Sobre o muro, as velhas tílias do Jardim acompanham-no com o olhar, estenda
ele, pelo tempo da Páscoa, seu claro traço entre as sementeiras que nascem e as
campinas que despertam, ou desapareça, pelo Natal, atrás da primeira colina,
sob turbilhões de neve. Próximo da cruz do campo, dobra em busca da floresta.
Sauda, de passagem, à sua orla, o alto carvalho que abriga um banco esquadrado
na madeira crua.
Nele
repousava, às vezes, este ou aquele texto dos grandes pensadores, que um jovem
desajeitado procurava decifrar. Quando os enigmas se acotovelavam e nenhuma
saída se anunciava, o caminho do campo oferecia boa ajuda: silenciosamente
acompanha nossos passos pela sinuosa vereda, através da amplidão da terra
agreste.
O
pensamento sempre de novo às voltas com os mesmos textos ou com seus próprios
problemas, retorna à vereda que o caminho estira através da campina.

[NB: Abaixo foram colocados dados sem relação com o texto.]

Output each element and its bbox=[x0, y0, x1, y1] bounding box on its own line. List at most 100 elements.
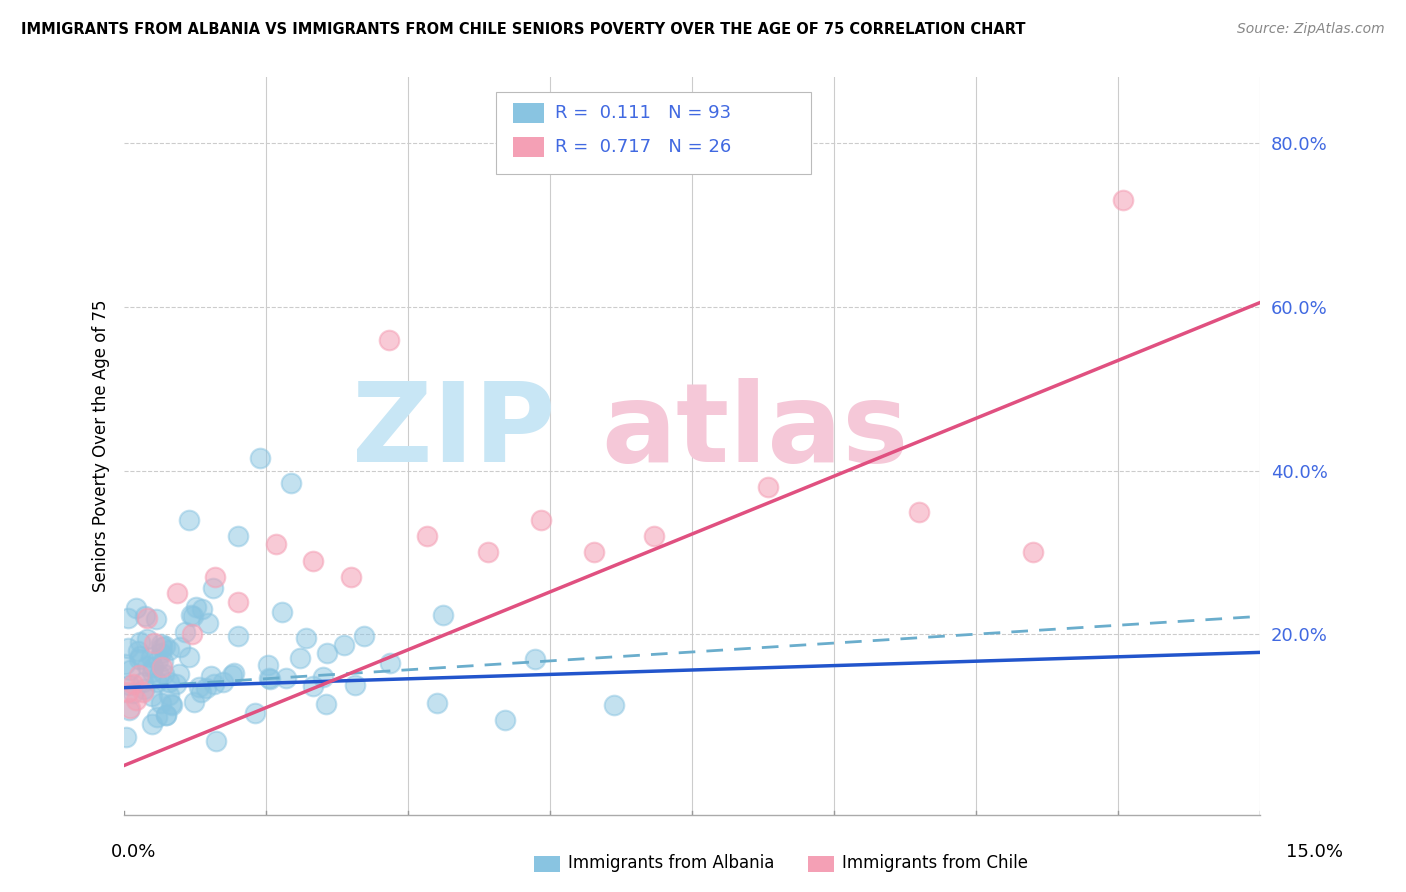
Text: Immigrants from Chile: Immigrants from Chile bbox=[842, 855, 1028, 872]
Point bbox=[114, 730, 136, 744]
Point bbox=[228, 629, 250, 643]
Point bbox=[124, 693, 146, 707]
Point bbox=[183, 695, 205, 709]
Point bbox=[149, 637, 172, 651]
Point bbox=[169, 640, 191, 654]
Text: Immigrants from Albania: Immigrants from Albania bbox=[568, 855, 775, 872]
Point bbox=[378, 333, 401, 347]
Point bbox=[353, 629, 375, 643]
Point bbox=[301, 679, 323, 693]
Point bbox=[1112, 194, 1135, 208]
Y-axis label: Seniors Poverty Over the Age of 75: Seniors Poverty Over the Age of 75 bbox=[93, 300, 110, 592]
Point bbox=[204, 570, 226, 584]
Point bbox=[256, 658, 278, 673]
Point bbox=[141, 717, 163, 731]
Point bbox=[1021, 545, 1043, 559]
Point bbox=[211, 674, 233, 689]
Point bbox=[118, 678, 141, 692]
Text: R =  0.717   N = 26: R = 0.717 N = 26 bbox=[555, 138, 731, 156]
Point bbox=[149, 696, 172, 710]
Point bbox=[142, 660, 165, 674]
Point bbox=[243, 706, 266, 720]
Point bbox=[117, 611, 139, 625]
Point bbox=[259, 672, 281, 686]
Text: IMMIGRANTS FROM ALBANIA VS IMMIGRANTS FROM CHILE SENIORS POVERTY OVER THE AGE OF: IMMIGRANTS FROM ALBANIA VS IMMIGRANTS FR… bbox=[21, 22, 1025, 37]
Point bbox=[155, 708, 177, 723]
Point bbox=[160, 697, 183, 711]
Point bbox=[134, 608, 156, 623]
Point bbox=[221, 668, 243, 682]
Point bbox=[165, 677, 187, 691]
Point bbox=[333, 638, 356, 652]
Point bbox=[155, 707, 177, 722]
Point bbox=[315, 698, 337, 712]
Point bbox=[114, 657, 136, 672]
Point bbox=[132, 684, 155, 698]
Point bbox=[494, 713, 516, 727]
Point bbox=[188, 680, 211, 694]
Point bbox=[146, 653, 169, 667]
Point bbox=[157, 643, 180, 657]
Point bbox=[118, 703, 141, 717]
Point bbox=[128, 652, 150, 666]
Point bbox=[908, 504, 931, 518]
Point bbox=[152, 640, 174, 654]
Point bbox=[152, 654, 174, 668]
Point bbox=[190, 685, 212, 699]
Point bbox=[157, 688, 180, 702]
Point bbox=[180, 607, 202, 622]
Point bbox=[120, 664, 142, 678]
Point bbox=[166, 586, 188, 600]
Point bbox=[432, 607, 454, 622]
Point bbox=[201, 581, 224, 595]
Point bbox=[197, 616, 219, 631]
Point bbox=[378, 656, 401, 670]
Point bbox=[141, 689, 163, 703]
Point bbox=[344, 678, 367, 692]
Point bbox=[150, 660, 173, 674]
Point bbox=[416, 529, 439, 543]
Point bbox=[146, 674, 169, 689]
Point bbox=[529, 513, 551, 527]
Point bbox=[117, 640, 139, 655]
Text: ZIP: ZIP bbox=[353, 377, 555, 484]
Point bbox=[202, 677, 225, 691]
Point bbox=[200, 669, 222, 683]
Point bbox=[302, 554, 325, 568]
Point bbox=[177, 513, 200, 527]
Point bbox=[426, 696, 449, 710]
Point bbox=[157, 675, 180, 690]
Point bbox=[145, 709, 167, 723]
Point bbox=[162, 698, 184, 713]
Point bbox=[122, 676, 145, 690]
Point bbox=[129, 648, 152, 663]
Point bbox=[643, 529, 665, 543]
Point bbox=[340, 570, 363, 584]
Point bbox=[139, 650, 162, 665]
Point bbox=[143, 635, 166, 649]
Point bbox=[127, 644, 149, 658]
Point bbox=[177, 649, 200, 664]
Point bbox=[136, 632, 159, 647]
Point bbox=[174, 625, 197, 640]
Point bbox=[316, 646, 339, 660]
Point bbox=[312, 670, 335, 684]
Point bbox=[288, 651, 311, 665]
Point bbox=[141, 665, 163, 679]
Point bbox=[132, 681, 155, 696]
Point bbox=[602, 698, 624, 713]
Text: atlas: atlas bbox=[602, 377, 908, 484]
Point bbox=[191, 601, 214, 615]
Point bbox=[128, 668, 150, 682]
Text: R =  0.111   N = 93: R = 0.111 N = 93 bbox=[555, 104, 731, 122]
Point bbox=[181, 609, 204, 624]
Point bbox=[249, 451, 271, 466]
Point bbox=[523, 651, 546, 665]
Point bbox=[135, 659, 157, 673]
Point bbox=[186, 599, 208, 614]
Point bbox=[153, 640, 176, 654]
Text: Source: ZipAtlas.com: Source: ZipAtlas.com bbox=[1237, 22, 1385, 37]
Point bbox=[259, 672, 281, 686]
Point bbox=[129, 635, 152, 649]
Point bbox=[264, 537, 287, 551]
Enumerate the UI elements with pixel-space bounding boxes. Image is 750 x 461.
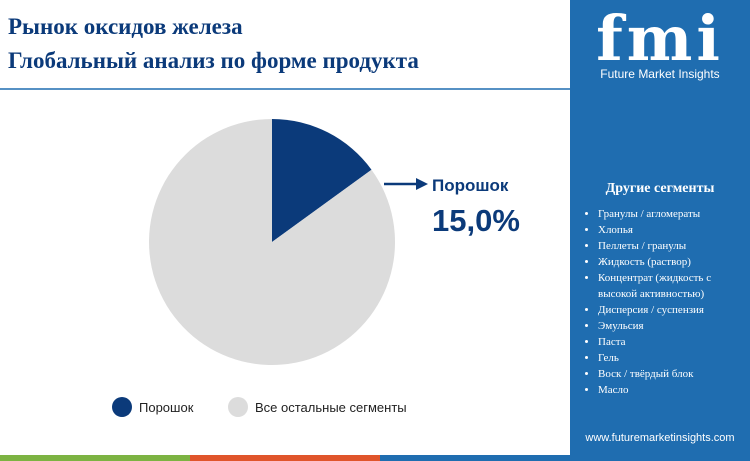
- segment-item: Гранулы / агломераты: [598, 206, 748, 222]
- callout-label: Порошок: [432, 176, 509, 195]
- strip: [190, 455, 380, 461]
- brand: Future Market Insights: [600, 67, 720, 81]
- segment-item: Гель: [598, 350, 748, 366]
- segment-item: Дисперсия / суспензия: [598, 302, 748, 318]
- chart-title: Рынок оксидов железа: [8, 14, 243, 39]
- segment-item: Концентрат (жидкость с высокой активност…: [598, 270, 748, 302]
- segment-item: Паста: [598, 334, 748, 350]
- segment-item: Эмульсия: [598, 318, 748, 334]
- arrow-head: [416, 178, 428, 190]
- pie-slice: [149, 119, 396, 365]
- sidebar: fmi Future Market Insights Другие сегмен…: [570, 0, 750, 455]
- legend-swatch: [228, 397, 248, 417]
- legend-label: Порошок: [139, 400, 194, 415]
- sidebar-heading: Другие сегменты: [605, 181, 715, 196]
- segment-item: Воск / твёрдый блок: [598, 366, 748, 382]
- strip: [380, 455, 750, 461]
- chart-subtitle: Глобальный анализ по форме продукта: [8, 48, 419, 73]
- legend-label: Все остальные сегменты: [255, 400, 407, 415]
- segment-item: Масло: [598, 382, 748, 398]
- segment-list: Гранулы / агломератыХлопьяПеллеты / гран…: [584, 206, 748, 398]
- legend-swatch: [112, 397, 132, 417]
- segment-item: Пеллеты / гранулы: [598, 238, 748, 254]
- logo: fmi: [596, 2, 724, 75]
- chart: Рынок оксидов железа Глобальный анализ п…: [0, 14, 570, 417]
- segment-item: Жидкость (раствор): [598, 254, 748, 270]
- value-label: 15,0%: [432, 203, 520, 238]
- segment-item: Хлопья: [598, 222, 748, 238]
- pie-slice: [272, 119, 372, 242]
- website: www.futuremarketinsights.com: [585, 432, 735, 444]
- strip: [0, 455, 190, 461]
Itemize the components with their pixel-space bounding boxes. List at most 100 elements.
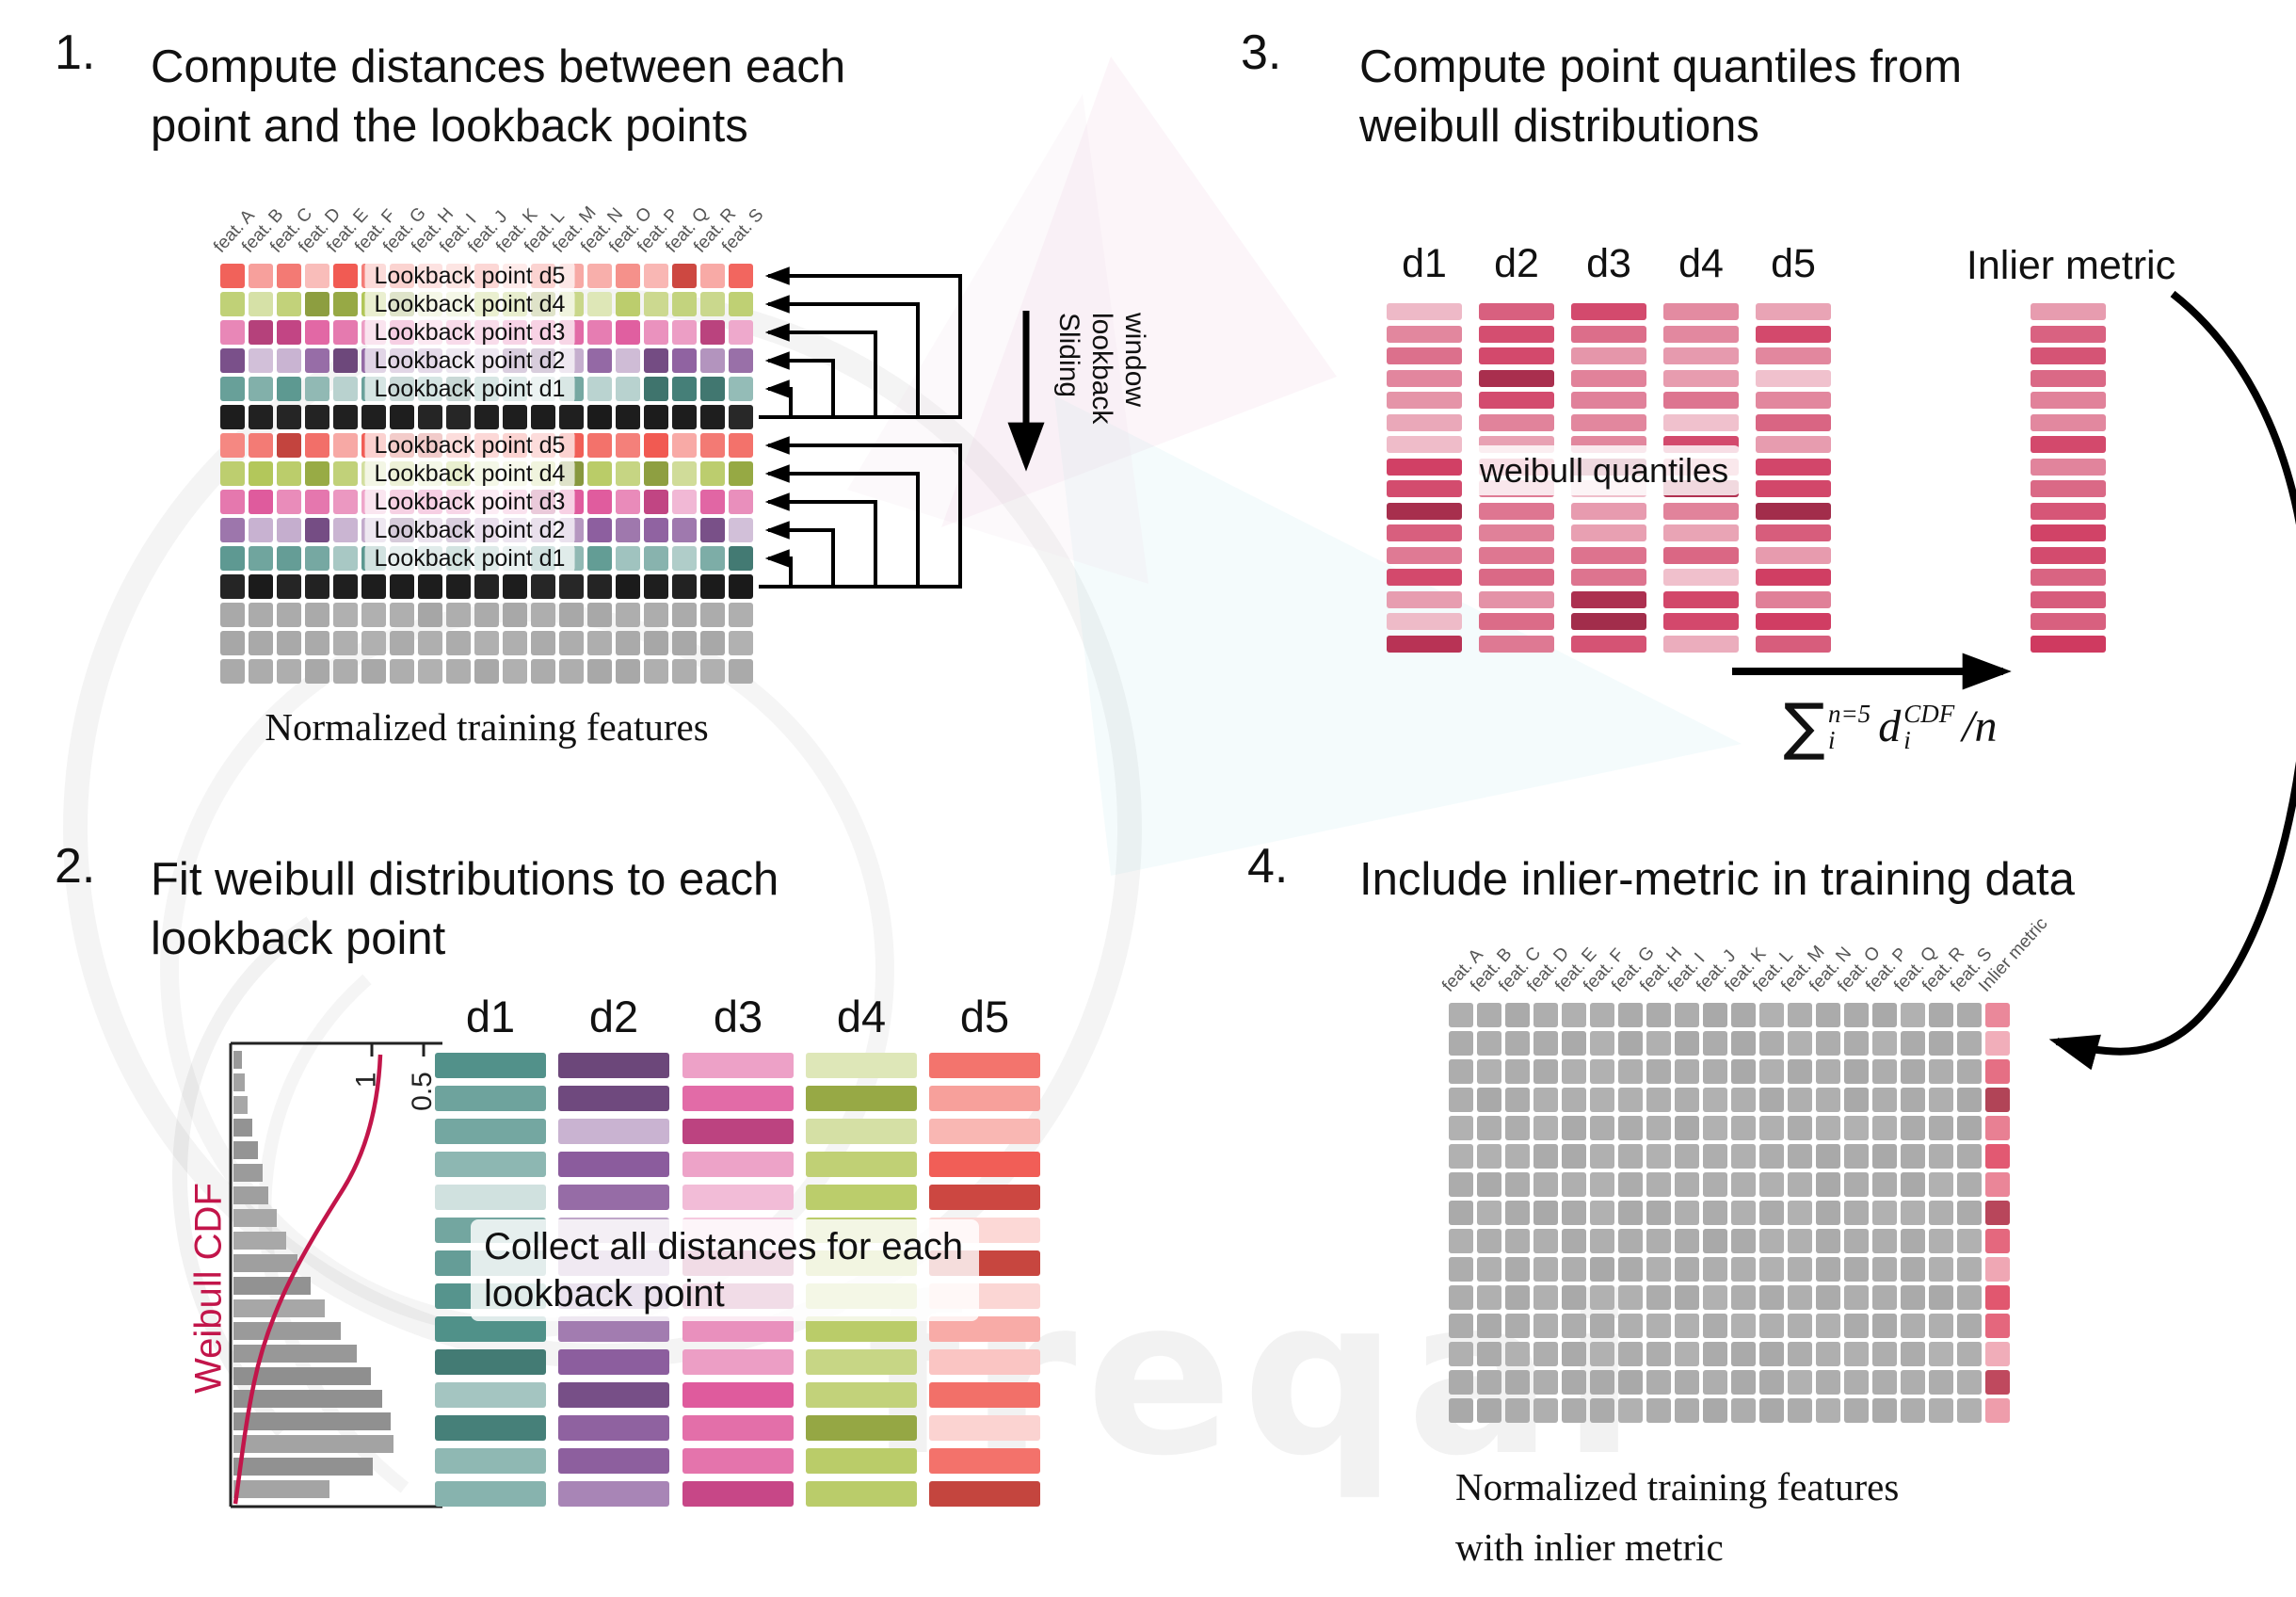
- feature-cell: [1872, 1144, 1897, 1169]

Sob os
pés, ele permanece tão próximo daquele que pensa quanto do camponês que de
madrugada caminha para a ceifa.
Mais
freqüente com o correr dos anos, o carvalho à beira do caminho leva a lembrança
aos jogos da infência e às primeiras escolhas. Quando, às vezes, no coração da
floresta tombava um carvalho sob os golpes do machado, meu pai logo partia,
atravessando a mataria e as clareiras ensolaradas, à procura do estéreo de
madeira destinado à sua oficina. Era lá que trabalhava solícito e concentrado,
os intervalos de sua ocupação junto ao relógio do campanário e aos sinos, que,
uns e outros, mantêm relação própria com o tempo e a temporalidade.
Os meninos,
porém, recortavam seus navios na casca do carvalho. Equipados de banco para o
remador e de timão, flutuavam os barcos no Mettenbach ou no lago da escola.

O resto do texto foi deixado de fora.